Saturday, August 2, 2014

TVIX update

In this post I modeled a near term topping of TVIX which did occur and which I think is likely still playing out.  The general theory is that major turning points are not accepted readily by the herd and so instead of a nice vee wave bounce off the bottom we have this long drawn out affair which is steadily gaining strength but which people still remain unconvinced about.  So for this first wave up, designated green 1 below, we have to suffer through an expanding wedge.  The suffering comes via the mechanism of whipsaw whereby lots of stops get taken out and market participants become weary.  There is no "set and forget" right now for anyone betting significant amounts because during this kind of formation you get an 18% gain one day like we did on the 17th of this month only to give most of it back over the next trading session.

In any case, I modeled 5 waves up in the expanding wedge and now we see it has reversed down and then tested that new support line.  Wave A down of the retracement was not powerful enough to break down that top support line which has gained incredible strength in a very short time.  However, I think wave B ran out of steam without creating a higher high and so I expect Monday that the market will take another run at that support line and this time it will break under the power of a C wave.


Now, here is the important part to keep top of mind:  IFF this breaks down the top rail it could either be a C or a 3rd.  While EWI thinks the market has peaked (and so do I), prudence (and the practice of discipline in matters of enlightened self preservation) demand that we consider and watch for the possibility that what we just saw was not wave 1 up of a new bull market for TVIX but rather just wave 4 of 5 of 5 of 5. 

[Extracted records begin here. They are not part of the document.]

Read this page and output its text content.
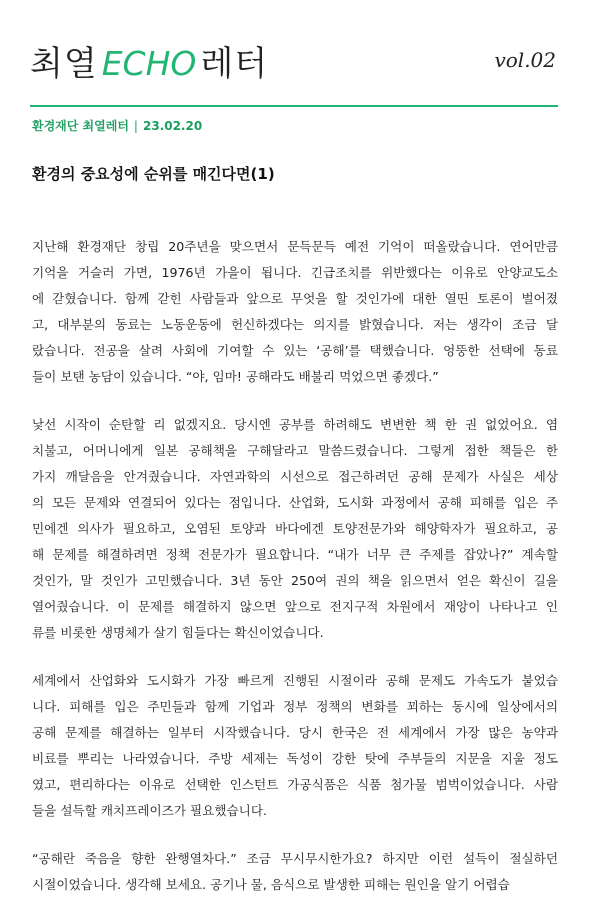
최열 ECHO 레터	vol.02
환경재단 최열레터 | 23.02.20
환경의 중요성에 순위를 매긴다면(1)
지난해 환경재단 창립 20주년을 맞으면서 문득문득 예전 기억이 떠올랐습니다. 연어만큼
기억을 거슬러 가면, 1976년 가을이 됩니다. 긴급조치를 위반했다는 이유로 안양교도소
에 갇혔습니다. 함께 갇힌 사람들과 앞으로 무엇을 할 것인가에 대한 열띤 토론이 벌어졌
고, 대부분의 동료는 노동운동에 헌신하겠다는 의지를 밝혔습니다. 저는 생각이 조금 달
랐습니다. 전공을 살려 사회에 기여할 수 있는 ‘공해’를 택했습니다. 엉뚱한 선택에 동료
들이 보탠 농담이 있습니다. “야, 임마! 공해라도 배불리 먹었으면 좋겠다.”
낯선 시작이 순탄할 리 없겠지요. 당시엔 공부를 하려해도 변변한 책 한 권 없었어요. 염
치불고, 어머니에게 일본 공해책을 구해달라고 말씀드렸습니다. 그렇게 접한 책들은 한
가지 깨달음을 안겨줬습니다. 자연과학의 시선으로 접근하려던 공해 문제가 사실은 세상
의 모든 문제와 연결되어 있다는 점입니다. 산업화, 도시화 과정에서 공해 피해를 입은 주
민에겐 의사가 필요하고, 오염된 토양과 바다에겐 토양전문가와 해양학자가 필요하고, 공
해 문제를 해결하려면 정책 전문가가 필요합니다. “내가 너무 큰 주제를 잡았나?” 계속할
것인가, 말 것인가 고민했습니다. 3년 동안 250여 권의 책을 읽으면서 얻은 확신이 길을
열어줬습니다. 이 문제를 해결하지 않으면 앞으로 전지구적 차원에서 재앙이 나타나고 인
류를 비롯한 생명체가 살기 힘들다는 확신이었습니다.
세계에서 산업화와 도시화가 가장 빠르게 진행된 시절이라 공해 문제도 가속도가 붙었습
니다. 피해를 입은 주민들과 함께 기업과 정부 정책의 변화를 꾀하는 동시에 일상에서의
공해 문제를 해결하는 일부터 시작했습니다. 당시 한국은 전 세계에서 가장 많은 농약과
비료를 뿌리는 나라였습니다. 주방 세제는 독성이 강한 탓에 주부들의 지문을 지울 정도
였고, 편리하다는 이유로 선택한 인스턴트 가공식품은 식품 첨가물 범벅이었습니다. 사람
들을 설득할 캐치프레이즈가 필요했습니다.
“공해란 죽음을 향한 완행열차다.” 조금 무시무시한가요? 하지만 이런 설득이 절실하던
시절이었습니다. 생각해 보세요. 공기나 물, 음식으로 발생한 피해는 원인을 알기 어렵습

If this is just wave green 2 playing out then it should happen as an a-b-c as shown above.  It should likely retrace to the 50% fib or just as likely all the way back down to the prior 4th at $2.75.  The key will be the wave shape.  We need to see 5 clearly formed waves down before even thinking of buying back in IMO.  They will likely and hopefully be clear and easy to read because C waves and 3rd waves tend to have that quality.  My plan is to buy back in either if a higher high occurs (higher than what is marked as black 5 above) or after we get 5 waves down into either red "a" / green "2" above.

Assuming the second scenario occurs (an a-b-c to $3.30 where C is 5 clear waves down that smashes through support during its 3rd wave), buy the 5th wave dip of C and then set stops below that point.  If this turns out to only be 3 of 5 down to lower lows, you get stopped out with little loss an can buy a lot more shares at the bottom of the 5th.  After the recent action in the DJIA, that would be a real gift for anyone paying attention.  I think the chances of it happening are getting thin because people are starting to show some fear as evidenced by my long-awaited "300-500 point down day in the Dow".

Good luck, fellow gamblers.  May the odds be ever in your favor.